By George Emmanuel R. Borrinaga
To commemorate Jose Rizal’s 124th death anniversary, we have invited Waray academic Dr George Borrinaga to share his article – originally published in the Journal of History – on how people from Samar and Leyte responded to Rizal’s death through their folk songs. This is a condensed version of the original paper.
New narratives about José Rizal (1861-1896) which appear around the time of his birth anniversary on the 19th of June and his death anniversary on the 30th of December often ponder on his significance to present-day Philippine society.
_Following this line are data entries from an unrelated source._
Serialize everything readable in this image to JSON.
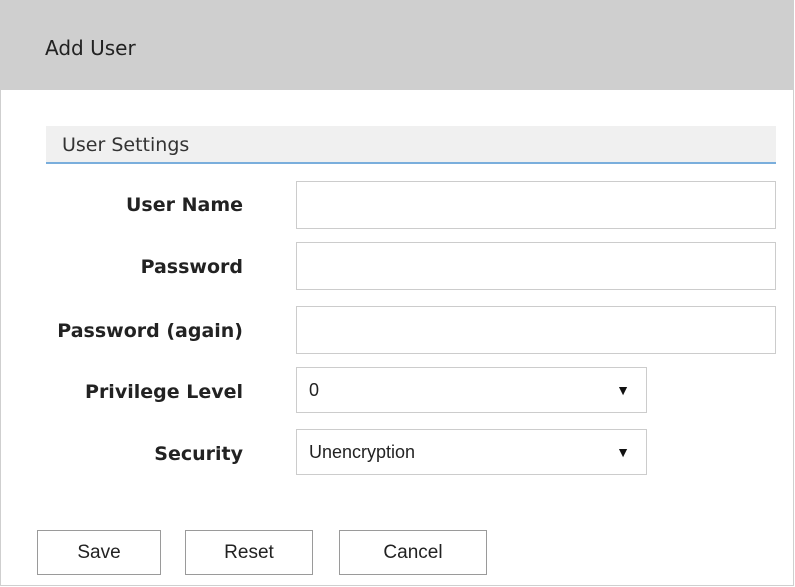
{
  "dialog": {
    "title": "Add User"
  },
  "section": {
    "title": "User Settings"
  },
  "form": {
    "user_name": {
      "label": "User Name",
      "value": ""
    },
    "password": {
      "label": "Password",
      "value": ""
    },
    "password_again": {
      "label": "Password (again)",
      "value": ""
    },
    "privilege_level": {
      "label": "Privilege Level",
      "value": "0"
    },
    "security": {
      "label": "Security",
      "value": "Unencryption"
    }
  },
  "icons": {
    "dropdown_arrow": "▼"
  },
  "buttons": {
    "save": "Save",
    "reset": "Reset",
    "cancel": "Cancel"
  },
  "colors": {
    "header_bg": "#cfcfcf",
    "section_bg": "#f0f0f0",
    "section_accent": "#7aaedc"
  }
}
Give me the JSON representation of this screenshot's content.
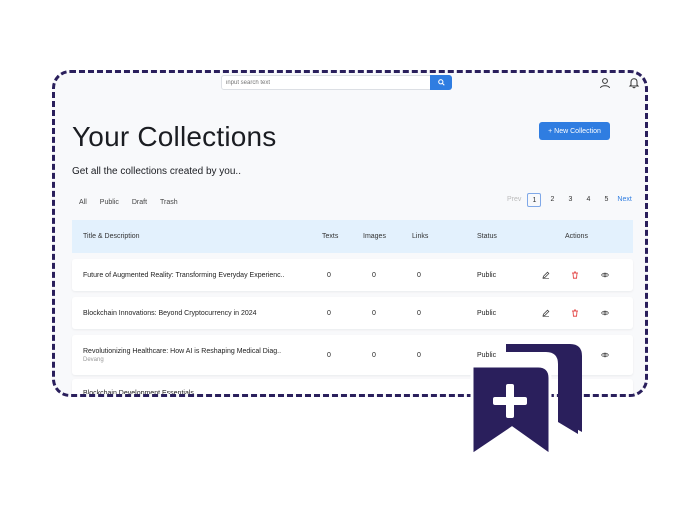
{
  "search": {
    "placeholder": "input search text"
  },
  "page": {
    "title": "Your Collections",
    "subtitle": "Get all the collections created by you..",
    "add_button": "+ New Collection"
  },
  "filters": [
    "All",
    "Public",
    "Draft",
    "Trash"
  ],
  "pagination": {
    "prev": "Prev",
    "pages": [
      "1",
      "2",
      "3",
      "4",
      "5"
    ],
    "current": "1",
    "next": "Next"
  },
  "table": {
    "headers": [
      "Title & Description",
      "Texts",
      "Images",
      "Links",
      "Status",
      "Actions"
    ],
    "rows": [
      {
        "title": "Future of Augmented Reality: Transforming Everyday Experienc..",
        "author": "",
        "texts": "0",
        "images": "0",
        "links": "0",
        "status": "Public"
      },
      {
        "title": "Blockchain Innovations: Beyond Cryptocurrency in 2024",
        "author": "",
        "texts": "0",
        "images": "0",
        "links": "0",
        "status": "Public"
      },
      {
        "title": "Revolutionizing Healthcare: How AI is Reshaping Medical Diag..",
        "author": "Devang",
        "texts": "0",
        "images": "0",
        "links": "0",
        "status": "Public"
      },
      {
        "title": "Blockchain Development Essentials",
        "author": "",
        "texts": "",
        "images": "",
        "links": "",
        "status": ""
      }
    ]
  },
  "colors": {
    "accent": "#2f7de1",
    "frame": "#2a1f5c",
    "header_bg": "#e3f1fd",
    "delete": "#e03131",
    "badge": "#2a1f5c"
  },
  "icons": [
    "search-icon",
    "user-icon",
    "bell-icon",
    "edit-icon",
    "trash-icon",
    "eye-icon",
    "bookmark-add-icon"
  ]
}
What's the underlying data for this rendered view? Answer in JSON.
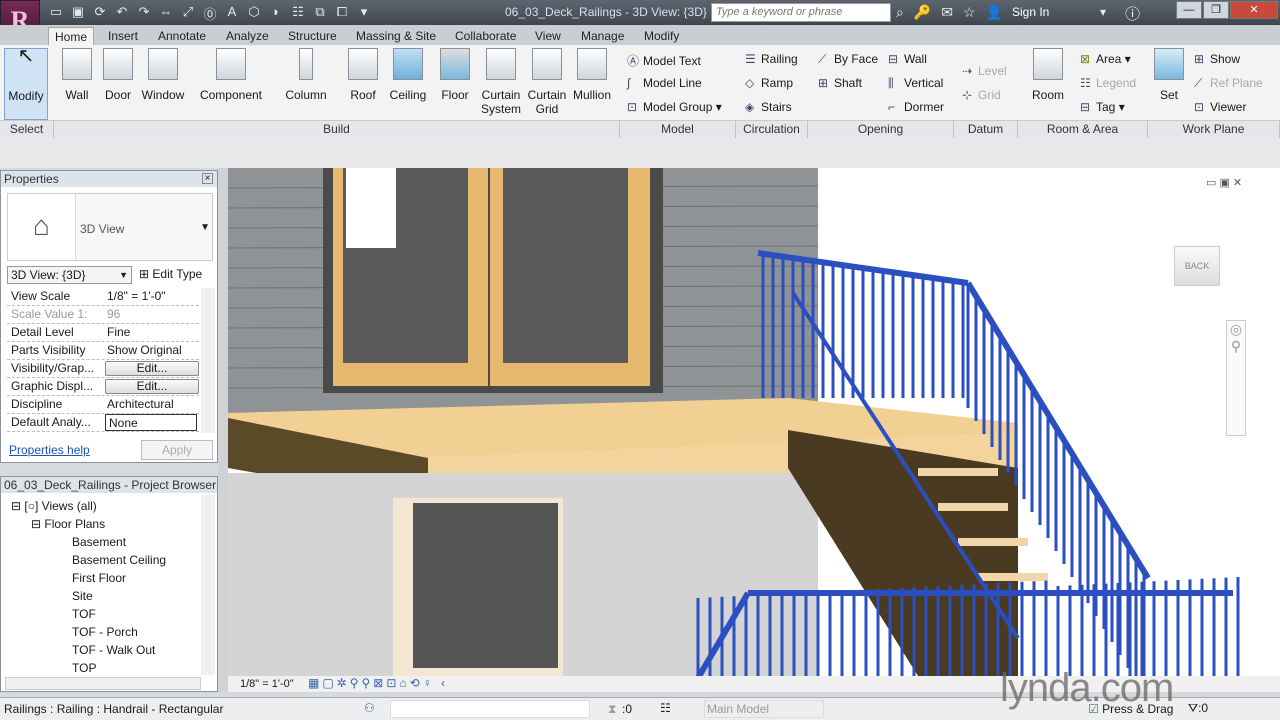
{
  "app": {
    "logo_letter": "R",
    "doc_title": "06_03_Deck_Railings - 3D View: {3D}",
    "search_placeholder": "Type a keyword or phrase",
    "sign_in": "Sign In"
  },
  "tabs": [
    "Home",
    "Insert",
    "Annotate",
    "Analyze",
    "Structure",
    "Massing & Site",
    "Collaborate",
    "View",
    "Manage",
    "Modify"
  ],
  "ribbon": {
    "select": {
      "modify": "Modify",
      "label": "Select"
    },
    "build": {
      "buttons": [
        "Wall",
        "Door",
        "Window",
        "Component",
        "Column",
        "Roof",
        "Ceiling",
        "Floor",
        "Curtain System",
        "Curtain Grid",
        "Mullion"
      ],
      "label": "Build"
    },
    "model": {
      "items": [
        "Model Text",
        "Model Line",
        "Model Group"
      ],
      "label": "Model"
    },
    "circulation": {
      "items": [
        "Railing",
        "Ramp",
        "Stairs"
      ],
      "label": "Circulation"
    },
    "opening": {
      "items": [
        "By Face",
        "Shaft",
        "Wall",
        "Vertical",
        "Dormer"
      ],
      "label": "Opening"
    },
    "datum": {
      "items": [
        "Level",
        "Grid"
      ],
      "label": "Datum"
    },
    "room_area": {
      "room": "Room",
      "items": [
        "Area",
        "Legend",
        "Tag"
      ],
      "label": "Room & Area"
    },
    "work_plane": {
      "set": "Set",
      "items": [
        "Show",
        "Ref Plane",
        "Viewer"
      ],
      "label": "Work Plane"
    }
  },
  "properties": {
    "title": "Properties",
    "type_name": "3D View",
    "selector": "3D View: {3D}",
    "edit_type": "Edit Type",
    "rows": [
      {
        "key": "View Scale",
        "value": "1/8\" = 1'-0\""
      },
      {
        "key": "Scale Value    1:",
        "value": "96"
      },
      {
        "key": "Detail Level",
        "value": "Fine"
      },
      {
        "key": "Parts Visibility",
        "value": "Show Original"
      },
      {
        "key": "Visibility/Grap...",
        "value": "Edit..."
      },
      {
        "key": "Graphic Displ...",
        "value": "Edit..."
      },
      {
        "key": "Discipline",
        "value": "Architectural"
      },
      {
        "key": "Default Analy...",
        "value": "None"
      }
    ],
    "help": "Properties help",
    "apply": "Apply"
  },
  "browser": {
    "title": "06_03_Deck_Railings - Project Browser",
    "root": "Views (all)",
    "group": "Floor Plans",
    "items": [
      "Basement",
      "Basement Ceiling",
      "First Floor",
      "Site",
      "TOF",
      "TOF - Porch",
      "TOF - Walk Out",
      "TOP"
    ]
  },
  "view": {
    "scale": "1/8\" = 1'-0\"",
    "viewcube": "BACK",
    "rail_color": "#2b4fc0"
  },
  "status": {
    "text": "Railings : Railing : Handrail - Rectangular",
    "worksets": ":0",
    "model": "Main Model",
    "press_drag": "Press & Drag",
    "filter": ":0",
    "watermark": "lynda.com"
  }
}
Perhaps because of this recurring need for new perspectives on Rizal, we know little about how he was viewed by previous generations of Filipinos in relation to the important issues of their time.
We are largely unaware of how Rizal’s memory became a battleground of opposing meanings in the decades following his death by firing squad on December 30, 1896 for allegedly masterminding the Katipunan uprising which broke out in August 1896 and before the study of his life and works was (after fierce debate) institutionalized in the post-independence period through Republic Act No. 1425 or the Rizal Law of 1956.
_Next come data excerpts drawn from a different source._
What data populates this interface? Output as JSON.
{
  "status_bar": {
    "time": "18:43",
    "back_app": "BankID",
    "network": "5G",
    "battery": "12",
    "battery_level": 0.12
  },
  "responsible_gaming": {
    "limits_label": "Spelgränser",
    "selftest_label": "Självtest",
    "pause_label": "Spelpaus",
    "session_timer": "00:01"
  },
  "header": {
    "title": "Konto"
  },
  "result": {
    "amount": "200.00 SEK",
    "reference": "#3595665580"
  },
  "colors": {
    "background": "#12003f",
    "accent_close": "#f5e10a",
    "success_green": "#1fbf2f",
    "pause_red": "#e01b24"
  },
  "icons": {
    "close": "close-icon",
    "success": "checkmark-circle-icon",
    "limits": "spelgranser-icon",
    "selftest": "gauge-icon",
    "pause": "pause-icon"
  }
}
Even less is known about the different ways in which Rizal was remembered by non-Tagalog speakers who came to identify as “Filipinos” after Rizal’s death but who did not have ready access both physically and linguistically to his predominantly Spanish-language writings, works that are said to have sparked anti-colonial “nationalism” among future Filipinos under Spanish rule.
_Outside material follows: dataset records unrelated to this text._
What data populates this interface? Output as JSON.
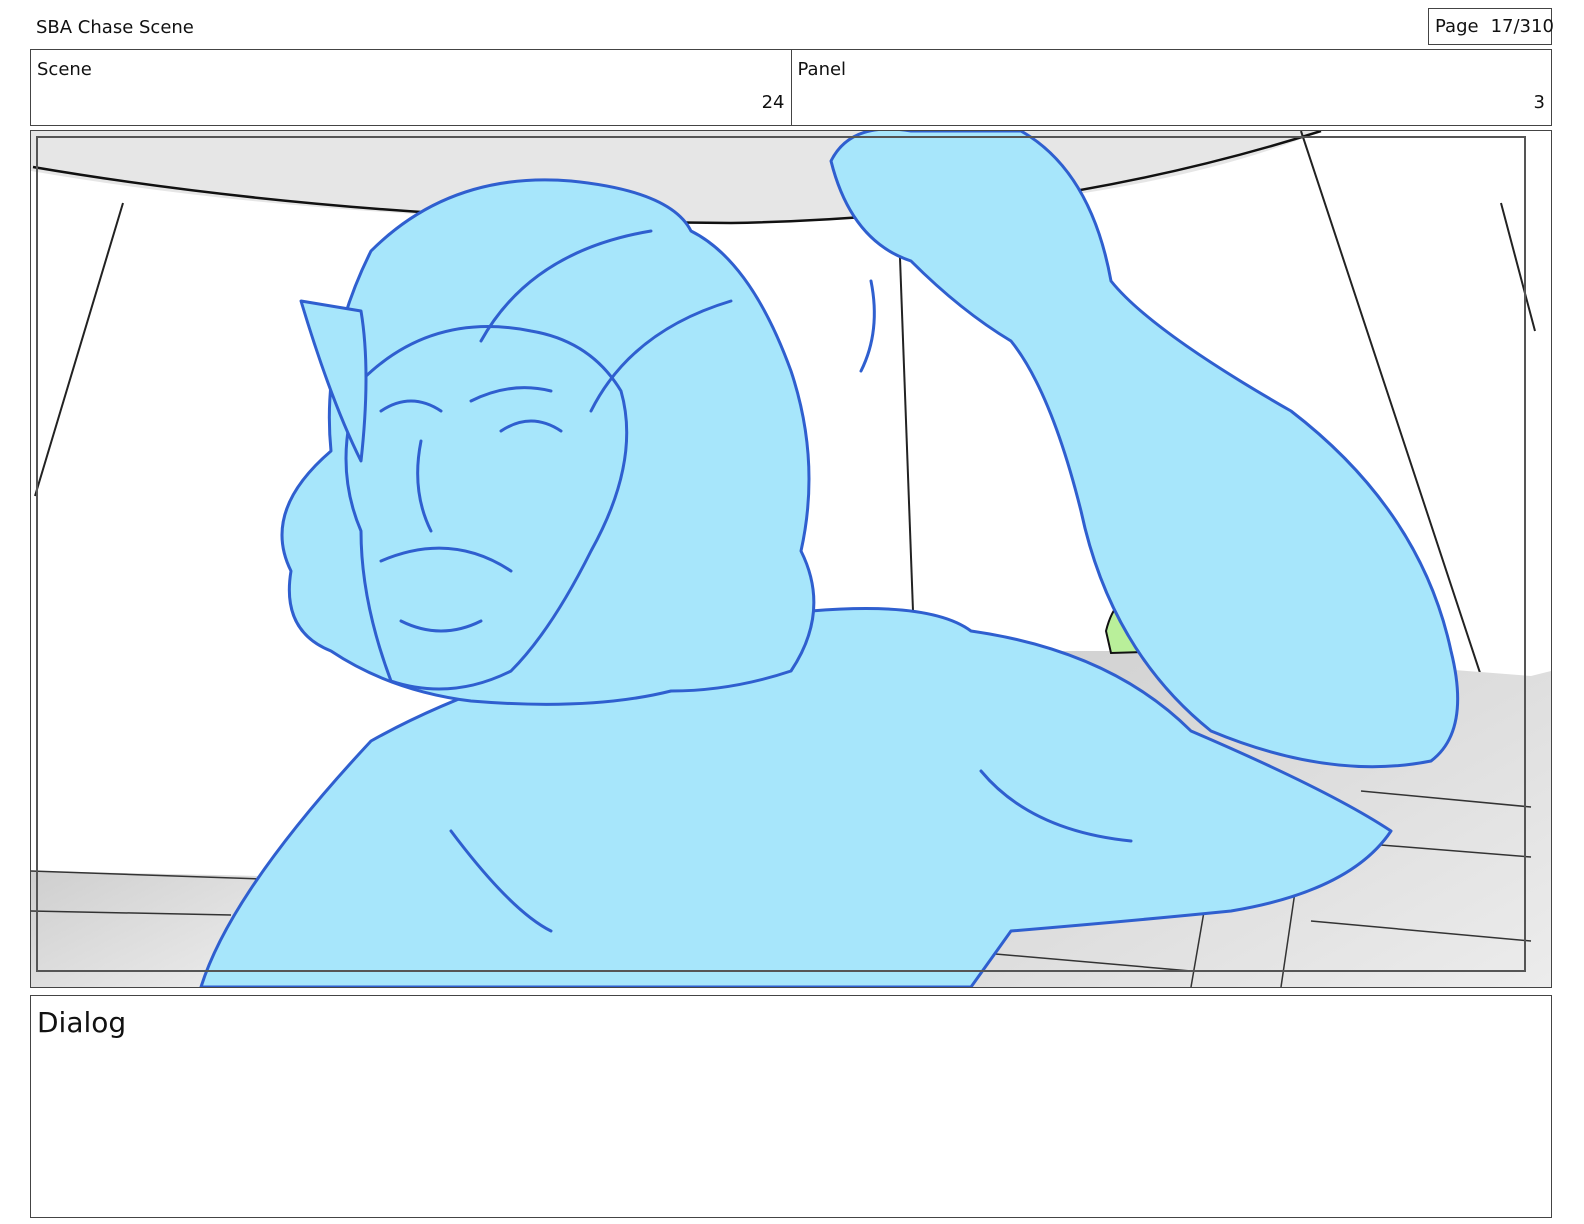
{
  "header": {
    "document_title": "SBA Chase Scene",
    "page_label": "Page",
    "page_number": "17/310"
  },
  "info": {
    "scene_label": "Scene",
    "scene_value": "24",
    "panel_label": "Panel",
    "panel_value": "3"
  },
  "dialog": {
    "label": "Dialog",
    "text": ""
  },
  "colors": {
    "character_fill": "#a7e6fb",
    "character_line": "#2f5fcf",
    "creature_fill": "#b9ef9a",
    "floor_gray": "#d7d7d7"
  }
}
It is in this light that I examine folk songs from the islands of Samar and Leyte that provide glimpses into the Cebuano- and Waray-speaking peoples’ sentiments about Rizal and what he stood for at the turn of the 20th century.
These songs show how Rizal’s death had a profound impact on communities that were part of the Spanish colony that came to constitute the Philippine nation but possessed their own cultural and linguistic identities prior to the Revolution and Rizal’s martyrdom.
Waray folk song which sees Rizal as catalyst of change
In our time, Rizal is often thought of as a liberal reformist who advocated for peaceful means in realizing social change. Despite doubts as to whether Rizal deserves to be remembered as the country’s “foremost national hero,” the writings of revolutionary figures such as Apolinario Mabini had pointed to Rizal’s death as a significant event that inspired participation in both the Philippine Revolution (1896-1898) and the Philippine-American War (1899-1902).
A key obstacle to understanding how people’s participation in the nationalist movement could be triggered by Rizal’s death is our temporal distance from that event which has attenuated the emotions that might have driven people to mobilize in response to it. However, oral literature and oral history give us access to narratives and sentiments about that time but these have largely been overlooked when considering Rizal’s influence on the Revolution.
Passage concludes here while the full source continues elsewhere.